From the above values it is evident that hip abductor strength improved in normal and obese abductor group. From the above studies it is also clearly understood that physical performance has been improved in the normal as well as obese abductor group. Comparing both the statements it can proposed that improvement in the physical performance of obese and normal abductor group could be due abductor strengtheningand also implies that physical performance does not depend on the BMI when a targeted rehabilitation is followed.
Fim Scores
FIM scores of the present study at baseline, 1 month, and 6 months for the normal weight abductor group are (72,90,108) respectively, normal weight conservative group (73,92,104), obese abductor group (73,92,106), obese conservative group(72,90,104) (Table 4; Table 3).
A conducted a study on The Effect of Body Mass Index on Functional Outcome of Patients With Knee Replacement the FIM scores at the time of discharge improved from 74-108 for normal weight individuals, for overweight 74-108, obese class 1 69-109, for obese class ii 68-108, for obese class iii 65-108. There is not much difference in scores between the groups (Burke et al., 2019). The above values are correlating with the present study results. So it can be implied that raised BMI is not the factor for rejection of patients for surgery.
Earlier study concluded that there is not much difference in knee society functional scores post operatively between obese and normal groups. But oxford knee score (OKS) and mental component scores (MCS) showed smaller improvements in obese people compared to normal weight people (Xu et al., 2018).
Generally one may expect negative effects when considering the provided medical complications about the effects of obesity in health status and prognosis of a condition. In some cases surgery is rejected keeping in mind about the negative impact of obesity like duration of surgery, increased risk of infection, elevated levels of blood loss, duration of hospital stay and response to exercises etc. because of such reasons surgery is postponed till the weight reduction is achieved. The guidelines of American academy of orthopaedic surgeons and United Kingdom National Health Service suggest caution and rejection of surgery should be based on BMI (Burke et al., 2019).

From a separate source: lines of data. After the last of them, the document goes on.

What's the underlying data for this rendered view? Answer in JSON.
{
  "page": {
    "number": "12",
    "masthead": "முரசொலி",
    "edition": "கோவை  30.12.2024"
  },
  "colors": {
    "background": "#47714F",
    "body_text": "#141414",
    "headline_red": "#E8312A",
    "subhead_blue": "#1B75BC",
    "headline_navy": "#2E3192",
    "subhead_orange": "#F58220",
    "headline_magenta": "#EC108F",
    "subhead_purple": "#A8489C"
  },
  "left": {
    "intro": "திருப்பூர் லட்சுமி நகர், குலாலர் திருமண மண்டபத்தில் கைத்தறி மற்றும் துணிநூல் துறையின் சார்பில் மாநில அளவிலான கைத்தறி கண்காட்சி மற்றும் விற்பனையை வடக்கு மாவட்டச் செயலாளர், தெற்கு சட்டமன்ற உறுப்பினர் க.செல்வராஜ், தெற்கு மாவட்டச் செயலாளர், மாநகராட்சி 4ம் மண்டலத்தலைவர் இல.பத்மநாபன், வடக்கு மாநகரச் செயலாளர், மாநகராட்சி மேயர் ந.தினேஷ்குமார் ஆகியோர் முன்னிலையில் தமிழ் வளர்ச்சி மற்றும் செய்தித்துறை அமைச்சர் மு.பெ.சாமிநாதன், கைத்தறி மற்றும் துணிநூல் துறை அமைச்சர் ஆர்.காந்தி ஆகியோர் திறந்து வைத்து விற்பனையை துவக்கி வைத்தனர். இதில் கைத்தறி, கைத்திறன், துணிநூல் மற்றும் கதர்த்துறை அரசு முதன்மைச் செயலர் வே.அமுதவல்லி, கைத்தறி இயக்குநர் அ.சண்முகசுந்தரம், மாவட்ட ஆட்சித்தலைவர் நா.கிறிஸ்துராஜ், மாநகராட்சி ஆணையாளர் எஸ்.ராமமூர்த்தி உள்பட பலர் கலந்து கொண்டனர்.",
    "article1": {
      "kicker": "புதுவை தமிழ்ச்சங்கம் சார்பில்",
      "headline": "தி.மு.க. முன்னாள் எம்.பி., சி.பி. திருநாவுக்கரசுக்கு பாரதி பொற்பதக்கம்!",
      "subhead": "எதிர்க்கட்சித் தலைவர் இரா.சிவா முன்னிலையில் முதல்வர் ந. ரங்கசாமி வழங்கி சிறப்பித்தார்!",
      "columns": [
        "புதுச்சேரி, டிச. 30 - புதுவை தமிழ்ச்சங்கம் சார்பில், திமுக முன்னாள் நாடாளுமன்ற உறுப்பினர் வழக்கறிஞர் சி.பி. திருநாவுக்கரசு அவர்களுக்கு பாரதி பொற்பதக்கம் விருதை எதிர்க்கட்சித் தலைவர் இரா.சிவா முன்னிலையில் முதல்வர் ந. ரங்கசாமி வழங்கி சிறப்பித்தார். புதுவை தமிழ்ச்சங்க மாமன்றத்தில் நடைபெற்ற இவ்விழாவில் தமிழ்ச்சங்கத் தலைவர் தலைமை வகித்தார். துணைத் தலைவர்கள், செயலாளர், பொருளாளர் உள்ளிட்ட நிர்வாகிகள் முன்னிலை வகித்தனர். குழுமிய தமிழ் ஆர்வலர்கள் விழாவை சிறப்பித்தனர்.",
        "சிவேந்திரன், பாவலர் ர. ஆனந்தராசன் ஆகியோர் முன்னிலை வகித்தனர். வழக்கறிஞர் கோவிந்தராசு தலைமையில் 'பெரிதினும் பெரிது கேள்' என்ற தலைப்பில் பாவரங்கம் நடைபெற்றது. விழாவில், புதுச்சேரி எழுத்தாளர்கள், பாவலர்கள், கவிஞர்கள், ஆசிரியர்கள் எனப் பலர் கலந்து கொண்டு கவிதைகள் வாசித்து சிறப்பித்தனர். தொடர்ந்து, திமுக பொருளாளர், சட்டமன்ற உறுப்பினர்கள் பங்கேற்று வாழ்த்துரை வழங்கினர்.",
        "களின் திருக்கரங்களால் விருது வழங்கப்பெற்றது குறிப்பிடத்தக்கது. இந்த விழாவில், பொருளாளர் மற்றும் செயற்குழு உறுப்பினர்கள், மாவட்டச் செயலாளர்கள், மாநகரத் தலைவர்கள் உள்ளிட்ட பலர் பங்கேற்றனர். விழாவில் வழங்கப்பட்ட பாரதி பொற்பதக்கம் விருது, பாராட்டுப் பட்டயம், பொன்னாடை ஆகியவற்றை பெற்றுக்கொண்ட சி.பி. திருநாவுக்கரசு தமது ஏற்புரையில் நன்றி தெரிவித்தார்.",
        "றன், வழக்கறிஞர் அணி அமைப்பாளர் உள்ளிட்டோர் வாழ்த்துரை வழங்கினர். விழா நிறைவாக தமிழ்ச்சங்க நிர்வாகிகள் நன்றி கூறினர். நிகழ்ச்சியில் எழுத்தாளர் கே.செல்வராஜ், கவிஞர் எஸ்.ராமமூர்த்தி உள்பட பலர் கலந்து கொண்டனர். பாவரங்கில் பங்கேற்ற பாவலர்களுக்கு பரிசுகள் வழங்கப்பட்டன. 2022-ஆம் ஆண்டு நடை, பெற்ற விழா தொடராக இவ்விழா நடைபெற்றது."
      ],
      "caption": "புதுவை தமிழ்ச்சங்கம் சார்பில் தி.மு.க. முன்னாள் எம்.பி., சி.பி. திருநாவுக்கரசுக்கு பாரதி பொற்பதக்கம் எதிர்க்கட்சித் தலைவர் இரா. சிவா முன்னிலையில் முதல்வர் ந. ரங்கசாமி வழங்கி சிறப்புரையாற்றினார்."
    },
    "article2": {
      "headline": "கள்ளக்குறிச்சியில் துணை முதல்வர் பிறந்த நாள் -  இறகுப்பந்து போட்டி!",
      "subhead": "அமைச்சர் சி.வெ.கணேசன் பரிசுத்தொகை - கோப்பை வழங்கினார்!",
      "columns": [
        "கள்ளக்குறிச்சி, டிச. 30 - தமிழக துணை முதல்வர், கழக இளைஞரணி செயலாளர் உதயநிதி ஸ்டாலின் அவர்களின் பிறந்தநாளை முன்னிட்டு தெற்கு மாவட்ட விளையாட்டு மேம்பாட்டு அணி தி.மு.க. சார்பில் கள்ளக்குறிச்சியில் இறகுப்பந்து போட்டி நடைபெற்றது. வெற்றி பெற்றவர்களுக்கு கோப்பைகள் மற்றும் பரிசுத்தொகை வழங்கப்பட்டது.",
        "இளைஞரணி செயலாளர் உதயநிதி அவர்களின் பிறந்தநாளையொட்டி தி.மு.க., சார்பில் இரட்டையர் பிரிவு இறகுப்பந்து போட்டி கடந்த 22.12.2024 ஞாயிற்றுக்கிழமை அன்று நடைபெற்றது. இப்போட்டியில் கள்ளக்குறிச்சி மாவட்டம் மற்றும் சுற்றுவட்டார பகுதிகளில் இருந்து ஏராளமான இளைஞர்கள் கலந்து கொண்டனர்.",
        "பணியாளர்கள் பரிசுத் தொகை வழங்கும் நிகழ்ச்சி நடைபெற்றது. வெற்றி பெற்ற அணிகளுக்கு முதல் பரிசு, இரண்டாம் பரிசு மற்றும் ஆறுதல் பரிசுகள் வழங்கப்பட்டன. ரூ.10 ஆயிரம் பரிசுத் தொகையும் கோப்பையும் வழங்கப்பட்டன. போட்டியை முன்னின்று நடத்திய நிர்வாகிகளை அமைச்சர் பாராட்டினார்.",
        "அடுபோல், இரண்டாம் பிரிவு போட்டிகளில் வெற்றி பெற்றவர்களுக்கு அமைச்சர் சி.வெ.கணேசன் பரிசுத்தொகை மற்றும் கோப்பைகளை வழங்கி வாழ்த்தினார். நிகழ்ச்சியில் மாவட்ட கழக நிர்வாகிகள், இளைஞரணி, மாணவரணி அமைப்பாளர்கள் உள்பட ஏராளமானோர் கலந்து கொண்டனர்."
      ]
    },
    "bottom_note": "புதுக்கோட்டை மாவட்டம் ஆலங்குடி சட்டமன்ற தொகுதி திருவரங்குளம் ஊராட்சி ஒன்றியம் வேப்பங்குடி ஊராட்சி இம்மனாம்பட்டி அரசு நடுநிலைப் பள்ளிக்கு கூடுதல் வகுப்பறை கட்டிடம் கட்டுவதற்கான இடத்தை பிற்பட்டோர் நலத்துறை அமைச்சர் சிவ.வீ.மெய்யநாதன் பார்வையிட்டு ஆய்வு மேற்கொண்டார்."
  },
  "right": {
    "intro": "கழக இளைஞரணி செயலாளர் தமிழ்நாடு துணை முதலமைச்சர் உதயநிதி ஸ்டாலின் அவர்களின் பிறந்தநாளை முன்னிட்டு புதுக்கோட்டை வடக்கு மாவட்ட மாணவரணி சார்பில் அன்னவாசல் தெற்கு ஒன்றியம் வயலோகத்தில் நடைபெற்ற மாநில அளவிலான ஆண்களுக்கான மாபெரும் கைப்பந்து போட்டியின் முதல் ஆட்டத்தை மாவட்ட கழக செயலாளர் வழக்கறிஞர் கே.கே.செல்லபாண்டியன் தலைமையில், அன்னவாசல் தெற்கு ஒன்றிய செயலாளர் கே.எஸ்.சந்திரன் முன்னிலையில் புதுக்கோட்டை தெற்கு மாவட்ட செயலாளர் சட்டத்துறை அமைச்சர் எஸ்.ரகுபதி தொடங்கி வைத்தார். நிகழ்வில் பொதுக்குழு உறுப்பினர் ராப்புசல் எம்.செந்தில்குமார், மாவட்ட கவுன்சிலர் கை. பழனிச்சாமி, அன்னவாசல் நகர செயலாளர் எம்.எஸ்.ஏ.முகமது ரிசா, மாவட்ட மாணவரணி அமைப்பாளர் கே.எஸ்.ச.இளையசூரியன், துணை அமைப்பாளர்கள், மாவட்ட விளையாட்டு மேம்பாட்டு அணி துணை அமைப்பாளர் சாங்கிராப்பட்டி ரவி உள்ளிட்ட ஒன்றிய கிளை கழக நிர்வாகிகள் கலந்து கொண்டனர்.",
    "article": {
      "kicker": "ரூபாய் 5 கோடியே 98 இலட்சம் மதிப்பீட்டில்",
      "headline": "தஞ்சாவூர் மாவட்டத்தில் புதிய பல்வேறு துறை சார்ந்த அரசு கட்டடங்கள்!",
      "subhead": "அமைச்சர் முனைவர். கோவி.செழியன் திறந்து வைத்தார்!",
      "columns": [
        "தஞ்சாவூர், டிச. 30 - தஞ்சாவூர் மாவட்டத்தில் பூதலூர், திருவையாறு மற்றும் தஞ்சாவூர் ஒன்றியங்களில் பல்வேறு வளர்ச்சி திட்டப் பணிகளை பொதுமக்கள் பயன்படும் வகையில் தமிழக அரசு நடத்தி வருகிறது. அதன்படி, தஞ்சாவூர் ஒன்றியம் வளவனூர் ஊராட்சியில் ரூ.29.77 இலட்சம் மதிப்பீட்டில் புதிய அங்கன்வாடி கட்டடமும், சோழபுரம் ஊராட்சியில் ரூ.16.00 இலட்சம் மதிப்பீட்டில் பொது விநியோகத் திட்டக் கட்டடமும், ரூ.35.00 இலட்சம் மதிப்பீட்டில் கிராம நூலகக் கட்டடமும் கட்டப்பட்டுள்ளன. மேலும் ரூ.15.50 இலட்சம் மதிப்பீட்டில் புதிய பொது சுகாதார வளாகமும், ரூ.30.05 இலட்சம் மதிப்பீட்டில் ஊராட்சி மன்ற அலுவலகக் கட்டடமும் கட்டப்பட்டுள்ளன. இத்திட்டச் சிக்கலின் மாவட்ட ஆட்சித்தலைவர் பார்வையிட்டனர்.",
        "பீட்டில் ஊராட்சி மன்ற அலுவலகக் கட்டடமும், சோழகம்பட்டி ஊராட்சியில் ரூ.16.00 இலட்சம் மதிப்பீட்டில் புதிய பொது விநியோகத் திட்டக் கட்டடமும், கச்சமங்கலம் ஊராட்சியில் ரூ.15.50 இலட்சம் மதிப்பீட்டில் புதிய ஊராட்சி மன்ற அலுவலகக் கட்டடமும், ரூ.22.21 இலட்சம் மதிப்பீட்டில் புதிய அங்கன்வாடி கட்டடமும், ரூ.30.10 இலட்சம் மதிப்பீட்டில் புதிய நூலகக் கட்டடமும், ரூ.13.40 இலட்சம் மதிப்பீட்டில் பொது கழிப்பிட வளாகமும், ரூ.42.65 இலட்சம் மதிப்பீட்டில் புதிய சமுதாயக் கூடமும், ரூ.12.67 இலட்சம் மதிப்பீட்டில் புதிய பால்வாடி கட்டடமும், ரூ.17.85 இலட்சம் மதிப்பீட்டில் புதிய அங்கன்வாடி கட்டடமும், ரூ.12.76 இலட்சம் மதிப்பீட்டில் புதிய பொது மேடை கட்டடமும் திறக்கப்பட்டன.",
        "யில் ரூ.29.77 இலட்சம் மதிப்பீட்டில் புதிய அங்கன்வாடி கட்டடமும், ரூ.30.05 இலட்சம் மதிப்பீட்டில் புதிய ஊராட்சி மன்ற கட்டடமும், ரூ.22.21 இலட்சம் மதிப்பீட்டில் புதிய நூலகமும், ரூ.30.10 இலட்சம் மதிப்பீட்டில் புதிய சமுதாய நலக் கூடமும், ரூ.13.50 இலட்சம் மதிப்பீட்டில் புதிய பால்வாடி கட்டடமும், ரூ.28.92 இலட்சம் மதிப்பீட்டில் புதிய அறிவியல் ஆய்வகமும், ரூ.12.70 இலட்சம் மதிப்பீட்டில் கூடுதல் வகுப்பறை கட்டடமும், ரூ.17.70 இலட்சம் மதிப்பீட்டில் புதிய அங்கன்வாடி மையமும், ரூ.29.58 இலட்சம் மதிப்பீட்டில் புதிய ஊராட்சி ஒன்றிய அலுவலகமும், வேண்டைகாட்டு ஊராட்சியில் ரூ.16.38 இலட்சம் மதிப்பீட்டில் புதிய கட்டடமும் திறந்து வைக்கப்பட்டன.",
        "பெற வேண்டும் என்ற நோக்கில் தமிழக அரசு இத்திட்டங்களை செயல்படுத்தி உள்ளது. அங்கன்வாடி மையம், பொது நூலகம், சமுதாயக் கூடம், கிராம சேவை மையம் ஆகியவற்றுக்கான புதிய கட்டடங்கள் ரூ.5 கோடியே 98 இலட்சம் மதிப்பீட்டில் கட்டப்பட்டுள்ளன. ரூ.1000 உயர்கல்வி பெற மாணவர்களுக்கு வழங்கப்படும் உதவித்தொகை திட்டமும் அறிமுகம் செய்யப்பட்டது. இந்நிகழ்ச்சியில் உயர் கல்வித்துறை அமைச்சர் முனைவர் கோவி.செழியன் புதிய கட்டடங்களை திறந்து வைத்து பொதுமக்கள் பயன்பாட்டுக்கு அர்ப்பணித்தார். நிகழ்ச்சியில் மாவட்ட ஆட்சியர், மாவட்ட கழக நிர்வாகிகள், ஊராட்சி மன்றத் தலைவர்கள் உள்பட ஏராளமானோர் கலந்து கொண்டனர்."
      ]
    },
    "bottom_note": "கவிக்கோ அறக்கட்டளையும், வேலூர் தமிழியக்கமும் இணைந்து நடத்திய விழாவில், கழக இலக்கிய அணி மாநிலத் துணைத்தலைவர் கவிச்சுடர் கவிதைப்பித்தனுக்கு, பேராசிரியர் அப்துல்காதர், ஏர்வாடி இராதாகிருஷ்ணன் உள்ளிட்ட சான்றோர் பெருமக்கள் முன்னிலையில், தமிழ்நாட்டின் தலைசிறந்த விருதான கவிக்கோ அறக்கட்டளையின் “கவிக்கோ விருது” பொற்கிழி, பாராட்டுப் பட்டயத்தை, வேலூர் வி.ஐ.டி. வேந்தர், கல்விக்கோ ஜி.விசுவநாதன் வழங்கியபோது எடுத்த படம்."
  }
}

Generally, obesity appears to be a reasonable hint for poor health indicating that surgery may increase the risk, resulting in a poor outcome post-surgery. However, our study results are in opposite to the previous data. The present study results are in line with previous literature assessing the relation between post-surgical complications and obesity. Confounding variables like comorbidities that are present in obese people may be the strong reason for adverse effects and as such BMI is not major risk factor for fast recovery following physiotherapy protocols.
Conclusions
The study on post TKR rehabilitation found that, compared to normal weight group, the functional improvement in obese group also yielded good results indicating rate of recovery similar in all the four physiotherapy groups irrespective of their BMI.